Friday, August 11, 2017: 8:40 AM
B110-111, Oregon Convention Center
Jack R. Friedman and Stephanie Paladino, Center for Applied Social Research, University of Oklahoma, Norman, OK
Background/Question/Methods During 2016, USGS’s North Central Climate Science Center brought together a novel Eco-Drought Actionable Science Working Group (EDASWD). The group was organized to plan for and support initiatives to re-think how management efforts designed to prepare for and respond to drought on public, private, and tribal lands might integrate ecosystem functions and services into drought models, planning, and management. This effort, focusing on “eco-drought,” brought together physical, biological, and social scientists to address this holistic understanding of drought. The EDASWD was tasked with generating a summary of the current state of the science regarding coupled human management and natural systems in relationship to eco-drought. This talk will focus on research into how water managers along the Rio Grande do (or do not) consider ecological vulnerabilities and the interaction between drought risks and natural habitats in their everyday water management decisions. Data are drawn from one year of in situ ethnographic observation of daily water decision making from the headwaters of the Rio Grande in Colorado to the Gulf of Mexico, including over 80 recorded interviews with water managers and thousands of pages of documents representing institutional factors that influence the possibility of current and future eco-drought planning and action.
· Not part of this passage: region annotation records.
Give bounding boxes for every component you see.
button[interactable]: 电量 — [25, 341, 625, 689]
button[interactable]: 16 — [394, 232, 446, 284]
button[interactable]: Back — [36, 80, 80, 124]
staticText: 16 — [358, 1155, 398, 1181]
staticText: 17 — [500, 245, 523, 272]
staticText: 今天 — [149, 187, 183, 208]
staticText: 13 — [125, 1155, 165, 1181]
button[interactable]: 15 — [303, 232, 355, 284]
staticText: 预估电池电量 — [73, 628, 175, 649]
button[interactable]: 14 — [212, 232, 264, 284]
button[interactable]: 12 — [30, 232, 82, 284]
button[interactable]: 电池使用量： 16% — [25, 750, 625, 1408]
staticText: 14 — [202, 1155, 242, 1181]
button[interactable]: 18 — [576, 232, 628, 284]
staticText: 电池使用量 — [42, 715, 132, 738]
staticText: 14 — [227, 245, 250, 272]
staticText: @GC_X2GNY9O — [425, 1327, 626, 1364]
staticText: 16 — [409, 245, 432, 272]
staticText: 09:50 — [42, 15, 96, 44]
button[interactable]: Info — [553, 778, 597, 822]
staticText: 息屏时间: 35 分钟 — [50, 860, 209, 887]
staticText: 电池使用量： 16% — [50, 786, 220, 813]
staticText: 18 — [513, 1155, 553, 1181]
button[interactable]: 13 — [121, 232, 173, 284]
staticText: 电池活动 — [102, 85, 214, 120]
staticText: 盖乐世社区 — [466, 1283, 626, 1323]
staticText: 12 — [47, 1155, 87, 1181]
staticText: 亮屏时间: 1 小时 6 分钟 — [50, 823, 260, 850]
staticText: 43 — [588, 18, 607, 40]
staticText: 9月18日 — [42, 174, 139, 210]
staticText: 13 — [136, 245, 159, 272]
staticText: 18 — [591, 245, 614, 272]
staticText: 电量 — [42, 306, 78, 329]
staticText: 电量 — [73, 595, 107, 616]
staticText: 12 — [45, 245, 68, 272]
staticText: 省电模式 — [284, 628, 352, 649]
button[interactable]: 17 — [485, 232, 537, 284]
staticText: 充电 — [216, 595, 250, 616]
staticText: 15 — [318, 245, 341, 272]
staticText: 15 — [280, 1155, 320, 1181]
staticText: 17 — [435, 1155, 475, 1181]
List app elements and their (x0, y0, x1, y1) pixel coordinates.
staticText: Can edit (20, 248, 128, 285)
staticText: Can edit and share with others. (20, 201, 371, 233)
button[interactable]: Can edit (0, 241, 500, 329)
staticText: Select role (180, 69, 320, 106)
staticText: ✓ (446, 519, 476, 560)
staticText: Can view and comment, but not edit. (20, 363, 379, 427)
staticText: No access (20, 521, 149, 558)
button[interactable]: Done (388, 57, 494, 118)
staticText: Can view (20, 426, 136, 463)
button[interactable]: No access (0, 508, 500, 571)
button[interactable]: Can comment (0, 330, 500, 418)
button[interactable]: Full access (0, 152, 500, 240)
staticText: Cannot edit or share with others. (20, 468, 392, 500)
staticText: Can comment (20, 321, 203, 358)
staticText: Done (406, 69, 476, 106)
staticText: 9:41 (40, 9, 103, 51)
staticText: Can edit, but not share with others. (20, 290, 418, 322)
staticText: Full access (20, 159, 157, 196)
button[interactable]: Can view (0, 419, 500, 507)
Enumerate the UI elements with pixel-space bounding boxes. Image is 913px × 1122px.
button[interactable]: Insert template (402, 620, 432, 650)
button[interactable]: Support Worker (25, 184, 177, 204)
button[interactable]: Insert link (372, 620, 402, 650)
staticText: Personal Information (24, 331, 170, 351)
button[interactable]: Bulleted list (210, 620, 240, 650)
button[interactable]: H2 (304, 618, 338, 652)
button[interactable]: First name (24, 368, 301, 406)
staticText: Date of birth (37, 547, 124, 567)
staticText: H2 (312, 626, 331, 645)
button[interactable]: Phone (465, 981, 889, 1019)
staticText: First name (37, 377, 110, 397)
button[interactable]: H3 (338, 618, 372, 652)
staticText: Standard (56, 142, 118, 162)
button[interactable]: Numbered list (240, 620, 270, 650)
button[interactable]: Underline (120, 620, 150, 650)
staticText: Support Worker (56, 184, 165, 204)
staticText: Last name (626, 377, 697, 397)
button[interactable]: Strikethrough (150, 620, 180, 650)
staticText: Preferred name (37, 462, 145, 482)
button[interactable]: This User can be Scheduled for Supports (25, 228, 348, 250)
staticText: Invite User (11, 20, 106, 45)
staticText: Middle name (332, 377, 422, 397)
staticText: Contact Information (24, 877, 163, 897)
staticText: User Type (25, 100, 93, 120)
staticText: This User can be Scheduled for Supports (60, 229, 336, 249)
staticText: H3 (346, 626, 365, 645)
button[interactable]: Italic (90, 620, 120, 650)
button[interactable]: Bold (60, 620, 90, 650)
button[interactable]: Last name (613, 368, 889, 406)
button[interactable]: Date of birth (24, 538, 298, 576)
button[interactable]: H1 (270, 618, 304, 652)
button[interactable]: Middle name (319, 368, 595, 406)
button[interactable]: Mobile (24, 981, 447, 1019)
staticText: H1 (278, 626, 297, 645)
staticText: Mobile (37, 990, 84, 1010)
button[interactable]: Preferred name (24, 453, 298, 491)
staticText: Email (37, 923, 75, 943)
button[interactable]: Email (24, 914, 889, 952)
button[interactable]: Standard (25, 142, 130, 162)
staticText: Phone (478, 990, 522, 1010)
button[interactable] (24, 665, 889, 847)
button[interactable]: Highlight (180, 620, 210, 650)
Results/Conclusions Environmental flows and “pulses” are rare along the Rio Grande, as the over-allocation of water for human uses has resulted in little flexibility to manage water for ecological health. Despite the limited formal planning for the impacts of eco-drought, our research revealed deep commitment among water managers to address the needs of, vulnerabilities of, and risks to the environment. Water managers expressed deeply felt attachments to the health of local habitats, but, were often frustrated because they were so constrained by existing treaties, agreements, and systems of water rights that they could not, within their scope of their practice, address the needs of ecosystems. These data confirmed existing scholarship on the limitations of eco-drought responsiveness within many already over-allocated Western river systems. What was novel about our research findings were the ways in which water managers described working “around” the formal rules of the system in order to attempt to respond to ecological needs during times of water shortage and drought. We will report on these often ad hoc and undocumented practices to respond to the risks of eco-drought, and why they should matter to ecologists concerned with conservation and protection of threatened habitats and species.